The protocols for deciding who gets priority are outlined in a document, first created for natural disasters but later modified for the coronavirus, called “Utah Crisis Standards of Care Guidelines.” It addresses both ICU space and ventilators, though state data shows only 16.5% of Utah’s available ventilators were in use at week’s end.
The guidelines provide a four-step process to decide who gets ICU space or ventilators when they are close to running out. The goal, the plan states, is to “stay ahead by one” — or, if that’s not possible, to “do the greatest good for the greatest number.”
The first order of business is to make sure the patients currently using those resources actually want them.
“Engage in a shared decision-making discussion,” the guidelines advise: Explain the pluses and minuses of staying under intensive care, and the likelihood of recovery. Make sure do-not-resuscitate orders are clearly communicated. Don’t involve hospital administrators in the discussion, and don’t pressure patients to voluntarily give up their ICU bed or make end-of-life decisions they otherwise wouldn’t make.
“These discussions on goals of care need to occur independently from triage decisions,” the guidelines state. “Providers must be careful not to coerce patients or their families.”
The second step is to consider, and ask patients to consider, a transfer to a regular hospital bed if they aren’t improving with intensive care. Their condition is rated with a score that measures oxygen levels, jaundice, blood pressure, kidney function and responsiveness. The worse their condition, the higher the score.
If ICU space or ventilators run out, it’s time for step three. It calls for looking at patients' condition scores but also considering individual factors; in general, those with high and worsening scores are the first to be transferred out of an ICU. If shortages worsen, hospitals should then consider transferring patients with high or worsening scores. Pregnant patients get priority for intensive care, and if two patients are equally eligible for a spot in the ICU, it generally goes to the younger patient.
Step four: Evaluate ICU demand every day, and change the “cutoff” condition score as possible. Stop using the guidelines when “all hospitals have been load leveled out” of using any cutoff score.
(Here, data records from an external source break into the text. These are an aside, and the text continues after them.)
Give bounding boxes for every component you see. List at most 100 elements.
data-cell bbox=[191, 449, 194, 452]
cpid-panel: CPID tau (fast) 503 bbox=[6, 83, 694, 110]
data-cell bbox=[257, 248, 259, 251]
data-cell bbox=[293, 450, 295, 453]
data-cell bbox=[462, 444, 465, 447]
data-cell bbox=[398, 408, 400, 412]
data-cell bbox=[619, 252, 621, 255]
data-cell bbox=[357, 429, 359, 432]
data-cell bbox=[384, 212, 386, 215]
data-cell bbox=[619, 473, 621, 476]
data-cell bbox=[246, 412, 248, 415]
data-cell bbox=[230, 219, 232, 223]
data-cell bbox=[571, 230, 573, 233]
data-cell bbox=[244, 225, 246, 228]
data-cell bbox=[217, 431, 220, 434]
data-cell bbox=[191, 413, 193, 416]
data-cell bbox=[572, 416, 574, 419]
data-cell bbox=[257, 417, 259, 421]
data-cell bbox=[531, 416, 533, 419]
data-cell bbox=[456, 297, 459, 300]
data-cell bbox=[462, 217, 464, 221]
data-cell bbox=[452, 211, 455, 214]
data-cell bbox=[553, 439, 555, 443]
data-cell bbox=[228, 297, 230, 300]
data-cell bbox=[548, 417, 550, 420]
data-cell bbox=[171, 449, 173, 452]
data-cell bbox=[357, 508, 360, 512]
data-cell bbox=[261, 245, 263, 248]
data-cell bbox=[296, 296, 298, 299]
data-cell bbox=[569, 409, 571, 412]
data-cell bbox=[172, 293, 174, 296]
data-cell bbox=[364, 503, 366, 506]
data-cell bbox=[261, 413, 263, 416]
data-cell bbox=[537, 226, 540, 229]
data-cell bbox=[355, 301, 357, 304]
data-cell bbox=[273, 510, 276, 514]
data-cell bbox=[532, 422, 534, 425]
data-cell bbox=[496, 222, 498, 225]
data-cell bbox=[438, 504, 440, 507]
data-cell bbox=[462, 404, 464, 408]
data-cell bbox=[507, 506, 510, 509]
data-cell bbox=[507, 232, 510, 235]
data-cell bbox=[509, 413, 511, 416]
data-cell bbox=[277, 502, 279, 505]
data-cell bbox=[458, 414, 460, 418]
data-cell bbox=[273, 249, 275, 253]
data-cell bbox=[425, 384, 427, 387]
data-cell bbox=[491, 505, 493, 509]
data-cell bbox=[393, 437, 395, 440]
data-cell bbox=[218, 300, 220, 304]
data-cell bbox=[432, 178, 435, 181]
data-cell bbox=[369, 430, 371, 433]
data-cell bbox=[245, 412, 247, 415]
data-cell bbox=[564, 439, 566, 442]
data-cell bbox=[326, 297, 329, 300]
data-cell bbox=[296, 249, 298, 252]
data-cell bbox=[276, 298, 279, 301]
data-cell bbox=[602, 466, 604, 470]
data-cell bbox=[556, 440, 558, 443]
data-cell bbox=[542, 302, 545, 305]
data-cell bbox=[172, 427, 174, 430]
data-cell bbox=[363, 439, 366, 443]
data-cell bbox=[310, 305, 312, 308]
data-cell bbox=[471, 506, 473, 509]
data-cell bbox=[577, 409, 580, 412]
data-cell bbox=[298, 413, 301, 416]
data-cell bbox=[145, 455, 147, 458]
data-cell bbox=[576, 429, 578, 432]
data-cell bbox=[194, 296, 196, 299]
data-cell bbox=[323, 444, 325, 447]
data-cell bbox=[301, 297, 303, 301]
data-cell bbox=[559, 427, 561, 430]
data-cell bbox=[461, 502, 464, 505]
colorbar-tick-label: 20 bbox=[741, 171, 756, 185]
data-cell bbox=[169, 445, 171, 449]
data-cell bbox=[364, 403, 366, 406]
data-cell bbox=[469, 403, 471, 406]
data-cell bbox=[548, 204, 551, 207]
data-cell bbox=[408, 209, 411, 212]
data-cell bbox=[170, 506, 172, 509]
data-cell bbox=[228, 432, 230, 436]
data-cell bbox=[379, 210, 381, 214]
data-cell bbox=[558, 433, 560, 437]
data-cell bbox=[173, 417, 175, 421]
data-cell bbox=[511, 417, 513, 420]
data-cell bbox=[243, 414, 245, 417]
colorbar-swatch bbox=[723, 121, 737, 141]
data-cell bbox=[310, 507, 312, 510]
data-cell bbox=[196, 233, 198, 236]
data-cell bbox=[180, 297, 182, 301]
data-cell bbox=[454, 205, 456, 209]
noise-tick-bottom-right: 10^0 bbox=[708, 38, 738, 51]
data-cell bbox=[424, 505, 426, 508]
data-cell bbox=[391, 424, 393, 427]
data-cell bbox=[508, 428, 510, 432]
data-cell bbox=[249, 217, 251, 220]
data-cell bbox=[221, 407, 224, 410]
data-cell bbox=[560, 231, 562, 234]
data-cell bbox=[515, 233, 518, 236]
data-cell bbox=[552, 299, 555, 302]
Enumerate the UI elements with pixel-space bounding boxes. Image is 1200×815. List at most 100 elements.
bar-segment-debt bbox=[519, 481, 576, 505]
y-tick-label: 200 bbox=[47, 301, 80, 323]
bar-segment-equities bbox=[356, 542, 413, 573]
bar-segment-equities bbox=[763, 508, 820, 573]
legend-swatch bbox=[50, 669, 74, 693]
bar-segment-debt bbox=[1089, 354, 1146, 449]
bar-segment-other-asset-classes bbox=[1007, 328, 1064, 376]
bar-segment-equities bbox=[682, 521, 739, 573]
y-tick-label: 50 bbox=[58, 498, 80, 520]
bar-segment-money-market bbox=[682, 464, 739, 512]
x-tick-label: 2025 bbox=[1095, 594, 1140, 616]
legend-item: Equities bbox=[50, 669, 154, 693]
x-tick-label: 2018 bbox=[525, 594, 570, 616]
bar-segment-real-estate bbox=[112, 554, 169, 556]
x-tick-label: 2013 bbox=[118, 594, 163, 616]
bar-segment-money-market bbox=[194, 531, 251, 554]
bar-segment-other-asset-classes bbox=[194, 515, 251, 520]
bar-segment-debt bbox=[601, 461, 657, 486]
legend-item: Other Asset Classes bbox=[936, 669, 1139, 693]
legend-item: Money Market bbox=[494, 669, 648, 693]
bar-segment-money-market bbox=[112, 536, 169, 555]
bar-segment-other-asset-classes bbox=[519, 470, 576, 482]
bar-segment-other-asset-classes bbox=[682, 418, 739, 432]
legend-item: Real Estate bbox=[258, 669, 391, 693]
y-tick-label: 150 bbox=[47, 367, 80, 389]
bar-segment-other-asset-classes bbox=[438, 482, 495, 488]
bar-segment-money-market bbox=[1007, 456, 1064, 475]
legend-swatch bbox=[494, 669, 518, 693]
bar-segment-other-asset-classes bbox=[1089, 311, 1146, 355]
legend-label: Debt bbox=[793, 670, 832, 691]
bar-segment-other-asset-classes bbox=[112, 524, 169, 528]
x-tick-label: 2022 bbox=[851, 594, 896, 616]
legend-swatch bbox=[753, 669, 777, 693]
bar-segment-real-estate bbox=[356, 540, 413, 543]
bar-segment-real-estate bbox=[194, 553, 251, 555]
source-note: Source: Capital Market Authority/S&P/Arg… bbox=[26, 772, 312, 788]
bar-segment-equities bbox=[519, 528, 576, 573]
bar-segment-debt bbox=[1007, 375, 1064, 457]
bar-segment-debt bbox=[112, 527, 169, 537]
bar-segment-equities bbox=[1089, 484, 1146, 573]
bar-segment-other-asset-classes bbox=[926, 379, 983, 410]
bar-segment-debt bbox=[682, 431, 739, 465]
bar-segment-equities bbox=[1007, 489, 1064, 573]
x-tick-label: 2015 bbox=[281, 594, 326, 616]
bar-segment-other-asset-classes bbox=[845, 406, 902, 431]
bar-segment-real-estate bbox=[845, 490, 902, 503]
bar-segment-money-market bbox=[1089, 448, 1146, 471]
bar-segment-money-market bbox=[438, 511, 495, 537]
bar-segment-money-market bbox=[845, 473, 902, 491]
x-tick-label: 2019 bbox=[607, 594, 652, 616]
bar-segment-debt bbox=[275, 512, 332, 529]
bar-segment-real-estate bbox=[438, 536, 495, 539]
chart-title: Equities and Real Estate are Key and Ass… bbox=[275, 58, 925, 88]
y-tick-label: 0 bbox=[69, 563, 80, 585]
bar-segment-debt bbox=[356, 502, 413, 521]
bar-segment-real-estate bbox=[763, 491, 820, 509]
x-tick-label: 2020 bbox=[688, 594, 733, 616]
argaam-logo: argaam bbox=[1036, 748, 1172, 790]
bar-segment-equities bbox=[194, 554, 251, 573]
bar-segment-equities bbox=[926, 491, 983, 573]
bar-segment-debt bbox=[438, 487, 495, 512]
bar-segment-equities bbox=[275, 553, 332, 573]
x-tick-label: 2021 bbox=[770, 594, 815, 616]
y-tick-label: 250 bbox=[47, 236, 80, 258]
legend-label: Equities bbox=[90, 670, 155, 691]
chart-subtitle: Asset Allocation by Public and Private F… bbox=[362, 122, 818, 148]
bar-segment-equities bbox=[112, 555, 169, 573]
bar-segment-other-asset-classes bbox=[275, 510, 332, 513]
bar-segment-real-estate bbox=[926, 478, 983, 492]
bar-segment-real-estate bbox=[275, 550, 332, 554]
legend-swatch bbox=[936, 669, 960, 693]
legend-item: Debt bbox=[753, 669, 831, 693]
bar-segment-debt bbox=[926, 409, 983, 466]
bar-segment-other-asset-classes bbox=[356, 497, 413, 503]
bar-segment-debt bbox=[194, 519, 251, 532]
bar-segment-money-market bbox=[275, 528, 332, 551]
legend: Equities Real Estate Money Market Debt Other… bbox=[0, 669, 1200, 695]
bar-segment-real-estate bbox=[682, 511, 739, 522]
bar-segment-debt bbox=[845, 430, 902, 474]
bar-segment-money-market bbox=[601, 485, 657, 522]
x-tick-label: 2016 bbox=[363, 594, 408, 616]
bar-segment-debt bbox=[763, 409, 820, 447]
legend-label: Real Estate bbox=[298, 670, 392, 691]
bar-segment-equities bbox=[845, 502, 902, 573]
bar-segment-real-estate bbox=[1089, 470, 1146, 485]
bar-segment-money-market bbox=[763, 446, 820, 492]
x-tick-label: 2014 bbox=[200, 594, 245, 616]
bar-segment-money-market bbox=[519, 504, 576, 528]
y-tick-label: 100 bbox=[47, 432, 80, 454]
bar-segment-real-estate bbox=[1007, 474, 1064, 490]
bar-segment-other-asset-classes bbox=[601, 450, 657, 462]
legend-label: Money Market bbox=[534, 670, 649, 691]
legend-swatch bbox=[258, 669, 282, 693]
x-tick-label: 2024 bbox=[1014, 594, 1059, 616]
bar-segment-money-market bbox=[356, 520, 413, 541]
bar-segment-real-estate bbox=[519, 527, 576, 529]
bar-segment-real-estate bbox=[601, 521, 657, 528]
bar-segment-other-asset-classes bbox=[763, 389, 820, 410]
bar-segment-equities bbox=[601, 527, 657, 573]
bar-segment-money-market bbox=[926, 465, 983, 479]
While perhaps morbid, the guidelines should compel Utahns to try harder to minimize the spread of the virus, Dougherty said. Each case prevented could determine whether some other person is able to get needed hospital care in coming weeks.
“Right now, it feels very close to being under the crisis standards of care. The [hospital administrators] were very clear about the level of stress that they’re under,” Dougherty said. “We can have a public health order ... but even with that in place, we still need people to choose to limit their gatherings.”
Editor’s note • Paul Huntsman, who is chairman of the board that oversees the nonprofit Salt Lake Tribune, and his family are major donors to the Huntsman Cancer Institute.